Striking evidence for Narmer and the unification of Egypt comes from the Narmer Palette (Figure 5.2). Slate palettes were flat slabs much used in Predynastic Egypt for the grinding of minerals for cosmetics. Although most were small, some, like the Narmer Palette (63cm high), were large ritual objects, elaborately decorated with relief carving. Found in 1898 during the excavations of J. E. Quibell in the Temple of Horus at Hierakonpolis, the Predynastic capital of Upper Egypt, the Narmer Palette was evidently a votive gift to the temple.
The scenes carved in relief on both sides of this palette represent a remarkable pictorial expression of contemporary events that is rare for its time. They illustrate the victory of Narmer: the conquest of northern Lower Egypt by southern Upper Egypt. Narmer is named in a glyph denoting the king on both sides of the palette, on the top between images of Bat, a sky goddess, shown with cow ears and horns and a human face. On one side, the king dominates the scene. Wearing
Figure 5.2 Narmer Palette: obverse, cross section, and reverse. Slate palette, from Hierakonpolis. Egyptian Museum, Cairo
The conical white crown of Upper Egypt, his native region, and accompanied by his sandal bearer, the king grabs an enemy by the hair and prepares to strike him with his mace. The king is depicted with face and legs in profile, eye and torso frontal. This method of showing the human body would remain standard through the many centuries of Egyptian civilization even into the Roman period. To the right of the king, a falcon, representing the sky god Horus, holds by a cord the curious figure of a man with papyrus leaves sprouting from his body. Horus, the alter ego of the pharaoh, has captured Lower Egypt, personified here by the papyrus man. In a smaller zone at the bottom of the palette, humiliatingly placed below the king’s feet, two naked captives are shown as if floating, stripped of the dignity of clothing and the security of firm ground.

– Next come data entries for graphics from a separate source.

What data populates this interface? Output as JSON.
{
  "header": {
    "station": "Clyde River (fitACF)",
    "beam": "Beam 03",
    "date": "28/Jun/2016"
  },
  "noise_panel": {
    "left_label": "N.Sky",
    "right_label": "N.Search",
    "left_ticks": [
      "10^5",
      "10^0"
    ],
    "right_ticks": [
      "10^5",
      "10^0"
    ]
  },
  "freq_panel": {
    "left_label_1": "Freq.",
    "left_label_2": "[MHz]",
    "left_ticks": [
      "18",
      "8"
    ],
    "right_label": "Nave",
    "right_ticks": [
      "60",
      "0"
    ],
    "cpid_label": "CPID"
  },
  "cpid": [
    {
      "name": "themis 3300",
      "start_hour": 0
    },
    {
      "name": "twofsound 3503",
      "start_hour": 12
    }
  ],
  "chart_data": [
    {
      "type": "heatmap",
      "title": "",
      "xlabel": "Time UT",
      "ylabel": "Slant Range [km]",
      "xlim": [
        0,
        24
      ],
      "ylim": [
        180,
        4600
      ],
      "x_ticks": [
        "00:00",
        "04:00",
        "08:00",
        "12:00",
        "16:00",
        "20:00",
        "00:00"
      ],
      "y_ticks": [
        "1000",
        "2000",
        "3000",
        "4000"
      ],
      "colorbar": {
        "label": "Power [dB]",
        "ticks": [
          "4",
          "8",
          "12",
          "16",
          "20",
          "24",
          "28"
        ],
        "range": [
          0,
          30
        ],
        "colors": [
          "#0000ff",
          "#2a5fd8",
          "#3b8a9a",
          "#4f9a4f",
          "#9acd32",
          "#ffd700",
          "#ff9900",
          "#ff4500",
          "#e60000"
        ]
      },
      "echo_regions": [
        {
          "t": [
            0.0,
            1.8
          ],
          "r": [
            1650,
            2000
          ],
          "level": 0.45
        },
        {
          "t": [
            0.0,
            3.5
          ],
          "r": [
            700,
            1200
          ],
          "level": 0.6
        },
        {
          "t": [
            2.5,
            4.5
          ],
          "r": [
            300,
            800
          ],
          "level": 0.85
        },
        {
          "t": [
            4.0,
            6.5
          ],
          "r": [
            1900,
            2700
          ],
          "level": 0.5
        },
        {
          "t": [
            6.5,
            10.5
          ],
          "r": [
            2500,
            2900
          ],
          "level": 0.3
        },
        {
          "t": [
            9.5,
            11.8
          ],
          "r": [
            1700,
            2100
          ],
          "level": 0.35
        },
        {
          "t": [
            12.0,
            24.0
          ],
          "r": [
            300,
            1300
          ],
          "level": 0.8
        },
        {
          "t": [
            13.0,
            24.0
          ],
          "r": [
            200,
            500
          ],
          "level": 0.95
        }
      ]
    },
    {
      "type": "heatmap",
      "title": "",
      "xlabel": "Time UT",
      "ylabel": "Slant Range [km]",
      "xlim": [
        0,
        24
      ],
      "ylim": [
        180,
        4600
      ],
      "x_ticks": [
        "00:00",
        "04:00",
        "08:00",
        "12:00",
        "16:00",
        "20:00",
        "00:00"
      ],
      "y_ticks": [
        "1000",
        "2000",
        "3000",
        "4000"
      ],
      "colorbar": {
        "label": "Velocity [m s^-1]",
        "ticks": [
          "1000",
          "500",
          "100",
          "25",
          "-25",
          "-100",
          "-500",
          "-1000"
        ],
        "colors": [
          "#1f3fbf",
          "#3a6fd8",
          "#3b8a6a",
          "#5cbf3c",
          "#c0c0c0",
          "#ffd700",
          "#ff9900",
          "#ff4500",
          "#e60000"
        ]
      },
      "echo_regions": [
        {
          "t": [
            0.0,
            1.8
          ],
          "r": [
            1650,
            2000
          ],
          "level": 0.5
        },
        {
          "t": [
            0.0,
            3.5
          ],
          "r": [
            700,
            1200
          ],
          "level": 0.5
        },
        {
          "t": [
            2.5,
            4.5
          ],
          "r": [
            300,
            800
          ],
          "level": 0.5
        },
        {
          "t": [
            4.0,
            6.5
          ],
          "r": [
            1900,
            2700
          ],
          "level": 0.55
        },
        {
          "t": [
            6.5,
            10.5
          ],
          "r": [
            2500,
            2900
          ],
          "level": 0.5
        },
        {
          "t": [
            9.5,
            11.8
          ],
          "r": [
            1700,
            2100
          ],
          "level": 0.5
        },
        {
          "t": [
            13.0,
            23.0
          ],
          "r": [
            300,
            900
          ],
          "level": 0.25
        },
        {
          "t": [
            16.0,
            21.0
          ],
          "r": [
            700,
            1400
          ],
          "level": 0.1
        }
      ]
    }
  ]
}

The other side is divided into three zones. In the uppermost, the pharaoh inspects the beheaded bodies of the defeated. The artist indicates his kingly status by showing him towering above his attendants. To complement the royal headgear on the other side, the king here wears the red crown of Lower Egypt, the land he has conquered. In the second zone, two long-necked monsters are secured by a rope in the hands of an attendant; the monsters may represent larger, cosmic forces of chaos, now subdued by the king. At the bottom, a bull, another symbol for the king, tramples a naked enemy. Beyond them lies a walled town, an example of the Lower Egyptian settlements captured by Narmer and his forces.
The glyphs for the king’s name and the pictographic nature of some images on the palette remind us that writing began in Egypt in the century or two before Narmer’s unification of Upper and Lower Egypt. Egyptian writing, in use for over 3,000 years, is one of the fascinating achievements of this culture.